It’s hard to pick up a paper today without seeing some reference to fish in the Northwest. This is especially true if the article mentions a mid-Columbia PUD. The one thing that usually sticks out in the reader’s mind is the cost associated with protecting those fish. And, in fact, fish-related costs are very significant. The combined budgets needed to operate Douglas County PUD for the current year amount to $46,160,000 for both Wells Dam and the Electric Distribution System. This year, “fish costs” will amount to $6,327,000. That is almost 20% of the $32,606,000 Wells Dam Operating Budget.
Nearly all of our fish expenditures are required under a 1990 Long-Term Fish Settlement Agreement that is a part of our federal license to operate the Wells Hydroelectric Project. An essential part of the fisheries effort is working with various entities in the region to work together toward common goals for the good of local fish and our electric consumers. Fish costs are broken into four basic categories. They include hatcheries, studies, debt service, and fish passage.
The “Hatcheries” category includes items such as operating and maintaining three fish hatcheries, hatchery practice evaluations, fish food, and staff time in administering these facilities. Douglas PUD funds the operating budgets for the Wells Hatchery located at Wells Dam near the City of Pateros and the Methow Spring Chinook Hatchery just outside the Town of Winthrop. Douglas PUD also funds an experimental Sockeye Hatchery at the Cassimer Bar located at the confluence of the Okanogan and Columbia Rivers. The Washington Department of Fish and Wildlife operates the Methow and Wells Hatcheries. The Colville Confederated Tribes are under contract to operate the Cassimer Bar Hatchery. This “Hatcheries” category is budgeted at $2,175,000.
Termed “Studies”, the budget for the second category is $1,685,000. Included in this cost are juvenile fish survival studies, adult passage radio telemetry studies, and the evaluation of resident fish located within the Wells Dam reservoir, Lake Pateros.

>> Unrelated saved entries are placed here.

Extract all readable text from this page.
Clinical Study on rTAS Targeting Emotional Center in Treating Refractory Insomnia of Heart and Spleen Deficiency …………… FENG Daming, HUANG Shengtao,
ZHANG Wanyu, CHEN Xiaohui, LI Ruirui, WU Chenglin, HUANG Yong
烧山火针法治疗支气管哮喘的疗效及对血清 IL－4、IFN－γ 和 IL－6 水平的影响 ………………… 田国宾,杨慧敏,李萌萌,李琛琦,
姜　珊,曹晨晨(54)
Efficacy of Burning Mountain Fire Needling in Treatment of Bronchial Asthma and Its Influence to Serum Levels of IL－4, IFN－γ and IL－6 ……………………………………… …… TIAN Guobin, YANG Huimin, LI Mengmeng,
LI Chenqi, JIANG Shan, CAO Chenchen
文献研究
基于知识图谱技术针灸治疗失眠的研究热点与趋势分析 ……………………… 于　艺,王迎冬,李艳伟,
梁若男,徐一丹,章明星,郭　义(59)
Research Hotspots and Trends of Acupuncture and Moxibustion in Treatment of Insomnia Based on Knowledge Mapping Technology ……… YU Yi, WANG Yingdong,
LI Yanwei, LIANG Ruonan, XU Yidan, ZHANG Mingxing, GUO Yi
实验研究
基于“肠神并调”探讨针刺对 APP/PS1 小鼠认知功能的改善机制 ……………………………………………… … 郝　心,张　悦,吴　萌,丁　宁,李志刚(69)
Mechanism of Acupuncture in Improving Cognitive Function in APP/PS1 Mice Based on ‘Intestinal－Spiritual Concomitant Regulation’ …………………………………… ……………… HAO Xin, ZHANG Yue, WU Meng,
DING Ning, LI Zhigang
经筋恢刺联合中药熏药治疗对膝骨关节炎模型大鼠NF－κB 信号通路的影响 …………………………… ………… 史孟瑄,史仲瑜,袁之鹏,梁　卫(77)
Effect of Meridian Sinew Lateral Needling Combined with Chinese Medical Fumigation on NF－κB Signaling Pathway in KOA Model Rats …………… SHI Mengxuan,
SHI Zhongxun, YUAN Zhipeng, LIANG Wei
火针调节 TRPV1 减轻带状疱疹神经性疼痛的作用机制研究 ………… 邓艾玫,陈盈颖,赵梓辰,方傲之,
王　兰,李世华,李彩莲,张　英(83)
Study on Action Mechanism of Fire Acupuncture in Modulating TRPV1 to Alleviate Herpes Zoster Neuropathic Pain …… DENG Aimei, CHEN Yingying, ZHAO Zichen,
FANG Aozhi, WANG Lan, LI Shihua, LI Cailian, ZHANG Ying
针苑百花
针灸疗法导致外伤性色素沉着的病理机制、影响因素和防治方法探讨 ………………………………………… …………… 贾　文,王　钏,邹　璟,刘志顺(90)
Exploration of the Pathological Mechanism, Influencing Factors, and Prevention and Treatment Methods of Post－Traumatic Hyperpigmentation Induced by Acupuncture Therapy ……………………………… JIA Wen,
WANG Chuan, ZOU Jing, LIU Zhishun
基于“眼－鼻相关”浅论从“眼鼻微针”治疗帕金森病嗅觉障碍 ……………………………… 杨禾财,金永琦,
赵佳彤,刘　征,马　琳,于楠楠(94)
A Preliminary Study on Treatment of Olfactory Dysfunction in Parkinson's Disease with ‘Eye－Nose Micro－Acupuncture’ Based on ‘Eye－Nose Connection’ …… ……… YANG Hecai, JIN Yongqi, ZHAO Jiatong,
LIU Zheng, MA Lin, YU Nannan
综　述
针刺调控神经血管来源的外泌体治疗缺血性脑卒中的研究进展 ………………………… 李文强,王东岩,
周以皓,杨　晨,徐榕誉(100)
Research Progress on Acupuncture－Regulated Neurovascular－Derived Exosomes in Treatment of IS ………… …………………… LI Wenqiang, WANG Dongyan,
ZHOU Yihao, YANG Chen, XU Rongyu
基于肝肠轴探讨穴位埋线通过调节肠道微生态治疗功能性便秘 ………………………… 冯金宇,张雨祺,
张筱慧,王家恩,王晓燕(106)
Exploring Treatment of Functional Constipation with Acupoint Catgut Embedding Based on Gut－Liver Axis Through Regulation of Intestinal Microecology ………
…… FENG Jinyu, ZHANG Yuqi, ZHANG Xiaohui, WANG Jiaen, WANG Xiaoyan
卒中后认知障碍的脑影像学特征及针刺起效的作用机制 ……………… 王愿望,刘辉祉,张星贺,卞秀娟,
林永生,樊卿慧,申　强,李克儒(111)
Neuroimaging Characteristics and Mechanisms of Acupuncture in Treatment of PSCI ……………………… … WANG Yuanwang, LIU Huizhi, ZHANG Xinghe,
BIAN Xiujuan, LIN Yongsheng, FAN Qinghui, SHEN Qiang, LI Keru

“Debt Service” is an allocation of funds necessary for repaying the bonds that were issued in the past to construct, and/or improve fish-related facilities. Similar in example to our home mortgages, this third category sets aside funds to pay for the initial purchase of land necessary for our hatcheries, the construction of those hatcheries, and fish collection and acclimation facilities. The largest category in our fish costs, at almost 8% of the Wells Budget, debt service amounts to $2,467,000 this year.
The fourth category could be called “Fish Passage”. Large amounts of water have been dedicated to aid young fish in their journey down the Columbia River. When fish pass through Wells Dam, water must be passed through fish bypass systems to assist those fish in their journey. This water does not pass through the turbines so it cannot be used to generate electricity and represents, therefore, revenue that will not be generated. Although we do not estimate the cost of federal fish flow, the cost to provide passage for fish at Wells Dam will amount to an estimated $1,300,000 this year. This amount is not reflected in the budget.

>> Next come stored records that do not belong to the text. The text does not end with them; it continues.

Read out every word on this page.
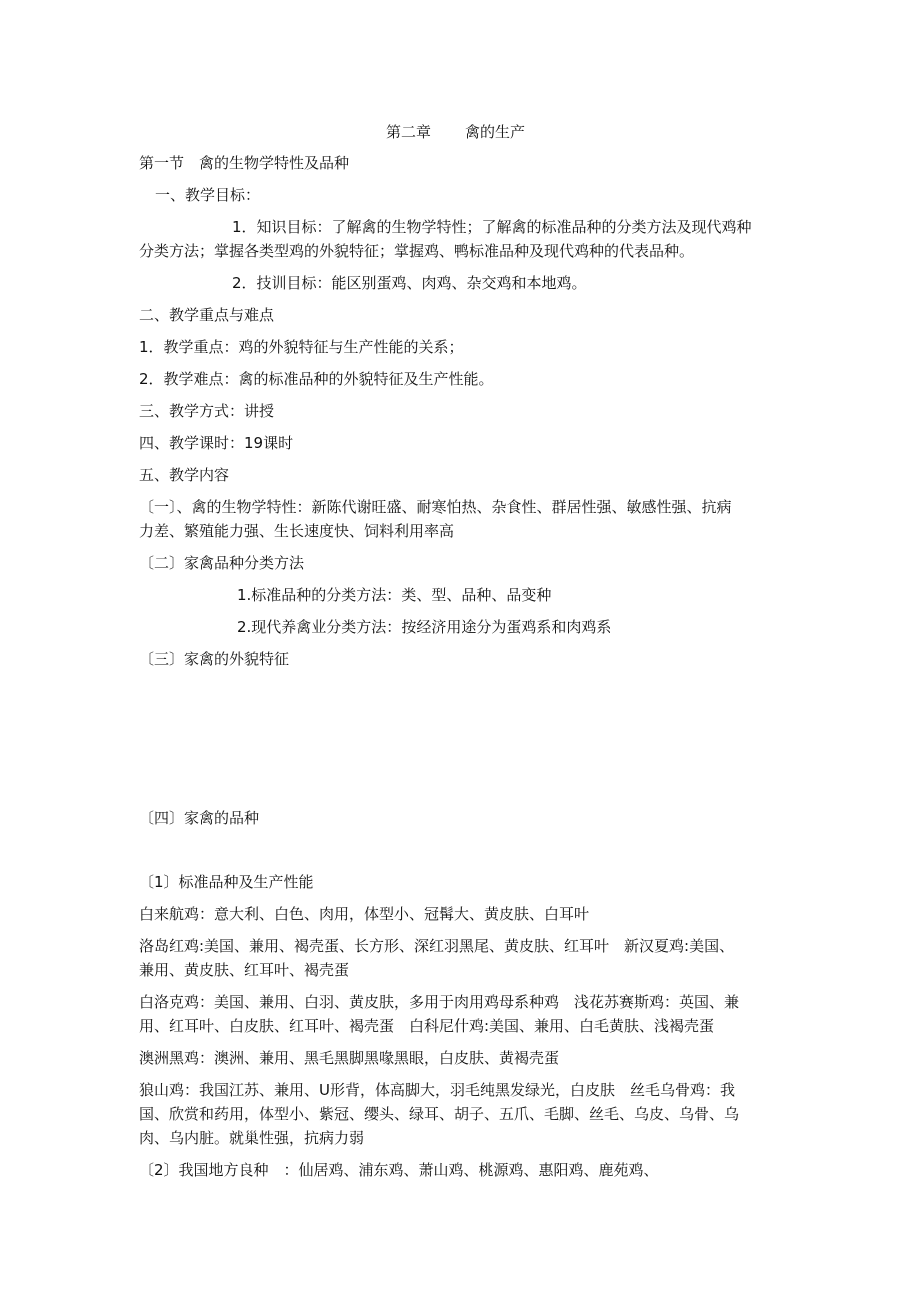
第二章 禽的生产
第一节　禽的生物学特性及品种
一、教学目标：
1．知识目标：了解禽的生物学特性；了解禽的标准品种的分类方法及现代鸡种
分类方法；掌握各类型鸡的外貌特征；掌握鸡、鸭标准品种及现代鸡种的代表品种。
2．技训目标：能区别蛋鸡、肉鸡、杂交鸡和本地鸡。
二、教学重点与难点
1．教学重点：鸡的外貌特征与生产性能的关系；
2．教学难点：禽的标准品种的外貌特征及生产性能。
三、教学方式：讲授
四、教学课时：19课时
五、教学内容
〔一〕、禽的生物学特性：新陈代谢旺盛、耐寒怕热、杂食性、群居性强、敏感性强、抗病
力差、繁殖能力强、生长速度快、饲料利用率高
〔二〕家禽品种分类方法
1.标准品种的分类方法：类、型、品种、品变种
2.现代养禽业分类方法：按经济用途分为蛋鸡系和肉鸡系
〔三〕家禽的外貌特征
〔四〕家禽的品种
〔1〕标准品种及生产性能
白来航鸡：意大利、白色、肉用，体型小、冠髯大、黄皮肤、白耳叶
洛岛红鸡:美国、兼用、褐壳蛋、长方形、深红羽黑尾、黄皮肤、红耳叶　新汉夏鸡:美国、
兼用、黄皮肤、红耳叶、褐壳蛋
白洛克鸡：美国、兼用、白羽、黄皮肤，多用于肉用鸡母系种鸡　浅花苏赛斯鸡：英国、兼
用、红耳叶、白皮肤、红耳叶、褐壳蛋　白科尼什鸡:美国、兼用、白毛黄肤、浅褐壳蛋
澳洲黑鸡：澳洲、兼用、黑毛黑脚黑喙黑眼，白皮肤、黄褐壳蛋
狼山鸡：我国江苏、兼用、U形背，体高脚大，羽毛纯黑发绿光，白皮肤　丝毛乌骨鸡：我
国、欣赏和药用，体型小、紫冠、缨头、绿耳、胡子、五爪、毛脚、丝毛、乌皮、乌骨、乌
肉、乌内脏。就巢性强，抗病力弱
〔2〕我国地方良种　：仙居鸡、浦东鸡、萧山鸡、桃源鸡、惠阳鸡、鹿苑鸡、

You can see that protecting fish at your Wells Dam is a significant financial obligation. Douglas PUD takes real pride in its fish operations and is recognized as a leader in this area. As significant as these costs are at the Wells Project, other federal and non-federal dams face even higher costs and a loss of generation. The Wells Hydroelectric Project is a tremendous resource for Douglas County. We are working to protect its benefits for our customers/owners.